February 3rd, 2014 / 10:00 am
Review of The Conductor and Other Tales by Jean Ferry
The Conductor and Other Tales
by Jean Ferry
Wakefield Press, Nov 2013
176 pages / $13.95 Buy from Wakefield Press or Amazon
The biggest initial draw to this neglected collection of stories by avant-gardist Jean Ferry is his associations with other big names in French cinema and literature. Names like Buñuel, Carné, Malle, and Breton get dropped through the introductory materials to this edition, the first of his works to be fully published in English. Despite all these associations, the ultimate sensation one gets after reading this work, Ferry’s only collection of fiction, is that he’s not so easily lumped in with the surrealist or pataphysic movements that attempted to swallow him into their pigeonholes. Instead, as translator Edward Gauvin states in his introduction, “Ferry is the exception to every movement he’s been in,” a claim that ironically puts him further in line with the ideals of pataphysics .
The easiest way I can understand pataphysics is to say it’s the layer outside of metaphysics. Seeing as metaphysics is already shaky ground for thought systems, how does one breach the pataphysical level? Ferry’s method, in the handful of stories that best align themselves with this short-lived tradition, is to introduce a story very simply and unassumingly. The story then leads the reader subtly into abstract territory where one can infer a number of metaphors throughout the narration, ones that give the text its weight, just like any other well-executed traditional literary text. But what Ferry does is extends the metaphor further, going off into a tangent that speeds like a rocket, flying through incidents and ideologies it has no time to explain, but only enough to introduce in passing, making the end result of each of these bite sized stories, when looking back over them, akin to a godly perspective, where earlier particulars lose their distinctions.
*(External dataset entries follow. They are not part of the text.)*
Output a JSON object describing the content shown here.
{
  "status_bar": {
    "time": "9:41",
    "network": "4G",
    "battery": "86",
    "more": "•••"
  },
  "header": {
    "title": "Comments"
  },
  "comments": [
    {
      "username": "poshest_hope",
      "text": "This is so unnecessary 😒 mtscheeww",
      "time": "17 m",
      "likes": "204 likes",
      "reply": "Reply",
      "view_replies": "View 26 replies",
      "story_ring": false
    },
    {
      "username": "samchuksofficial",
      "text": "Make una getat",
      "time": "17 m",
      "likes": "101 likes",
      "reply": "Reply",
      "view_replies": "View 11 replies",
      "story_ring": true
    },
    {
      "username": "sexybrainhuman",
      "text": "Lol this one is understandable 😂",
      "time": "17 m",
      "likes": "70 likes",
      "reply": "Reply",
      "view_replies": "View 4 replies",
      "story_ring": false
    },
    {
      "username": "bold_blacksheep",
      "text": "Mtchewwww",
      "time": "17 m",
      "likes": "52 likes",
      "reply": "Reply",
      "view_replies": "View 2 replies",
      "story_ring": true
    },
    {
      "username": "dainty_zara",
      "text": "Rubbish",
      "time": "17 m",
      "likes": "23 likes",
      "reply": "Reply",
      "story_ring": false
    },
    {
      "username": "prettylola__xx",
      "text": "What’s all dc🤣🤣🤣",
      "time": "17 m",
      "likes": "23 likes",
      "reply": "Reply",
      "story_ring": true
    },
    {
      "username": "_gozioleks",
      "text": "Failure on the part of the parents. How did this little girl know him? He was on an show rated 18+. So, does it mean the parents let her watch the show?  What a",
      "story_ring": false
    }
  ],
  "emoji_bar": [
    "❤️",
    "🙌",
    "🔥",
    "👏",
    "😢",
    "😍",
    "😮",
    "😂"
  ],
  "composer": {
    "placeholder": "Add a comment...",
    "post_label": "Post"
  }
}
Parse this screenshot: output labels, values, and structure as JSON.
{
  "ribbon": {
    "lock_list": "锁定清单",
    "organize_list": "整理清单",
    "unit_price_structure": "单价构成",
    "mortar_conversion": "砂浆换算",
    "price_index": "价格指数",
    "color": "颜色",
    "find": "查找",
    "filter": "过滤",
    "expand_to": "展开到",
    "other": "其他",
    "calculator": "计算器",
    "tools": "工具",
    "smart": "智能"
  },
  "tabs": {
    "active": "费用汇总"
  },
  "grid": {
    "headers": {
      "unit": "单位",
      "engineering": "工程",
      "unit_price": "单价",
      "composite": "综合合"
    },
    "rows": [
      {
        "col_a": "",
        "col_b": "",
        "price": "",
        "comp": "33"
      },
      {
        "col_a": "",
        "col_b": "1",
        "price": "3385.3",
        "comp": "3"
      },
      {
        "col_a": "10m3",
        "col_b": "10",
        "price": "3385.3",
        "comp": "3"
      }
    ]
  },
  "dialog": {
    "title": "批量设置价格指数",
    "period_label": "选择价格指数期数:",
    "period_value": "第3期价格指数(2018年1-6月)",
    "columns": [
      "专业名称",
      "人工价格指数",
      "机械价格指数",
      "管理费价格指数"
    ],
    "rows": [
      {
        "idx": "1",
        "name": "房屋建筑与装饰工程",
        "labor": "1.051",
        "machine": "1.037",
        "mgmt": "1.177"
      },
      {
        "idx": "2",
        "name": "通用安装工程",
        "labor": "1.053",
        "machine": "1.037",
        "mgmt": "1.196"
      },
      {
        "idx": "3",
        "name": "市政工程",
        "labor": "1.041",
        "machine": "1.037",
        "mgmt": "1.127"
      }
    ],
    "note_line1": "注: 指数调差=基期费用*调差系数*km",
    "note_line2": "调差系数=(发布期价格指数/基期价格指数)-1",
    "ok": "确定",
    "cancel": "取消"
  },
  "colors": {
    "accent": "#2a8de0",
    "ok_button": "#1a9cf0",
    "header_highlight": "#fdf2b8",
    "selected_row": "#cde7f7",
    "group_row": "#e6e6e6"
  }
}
The etymology of the term avant-garde derives from the group of soldiers sent into the battlefield earliest to scope out the situation. The job requires simultaneous sensitivities to caution, intuition, timeliness, and luck. Ferry’s take seems to be to speedily pull the avant-garde as far as he could take it, to sprint into the most vulnerable area of the form and celebrate it unabashedly. Instead of creeping around the bushes and trying to figure out the terrain, Ferry runs full speed through the deathly silent tension of a potential warzone, using luck as his only strategy. In this way Ferry doesn’t have time to go back and worry about if the path his narrative took may have been the wrong one; he doesn’t give himself that luxury. The intention is to go somewhere far beyond the point where normal beyond seekers are already going.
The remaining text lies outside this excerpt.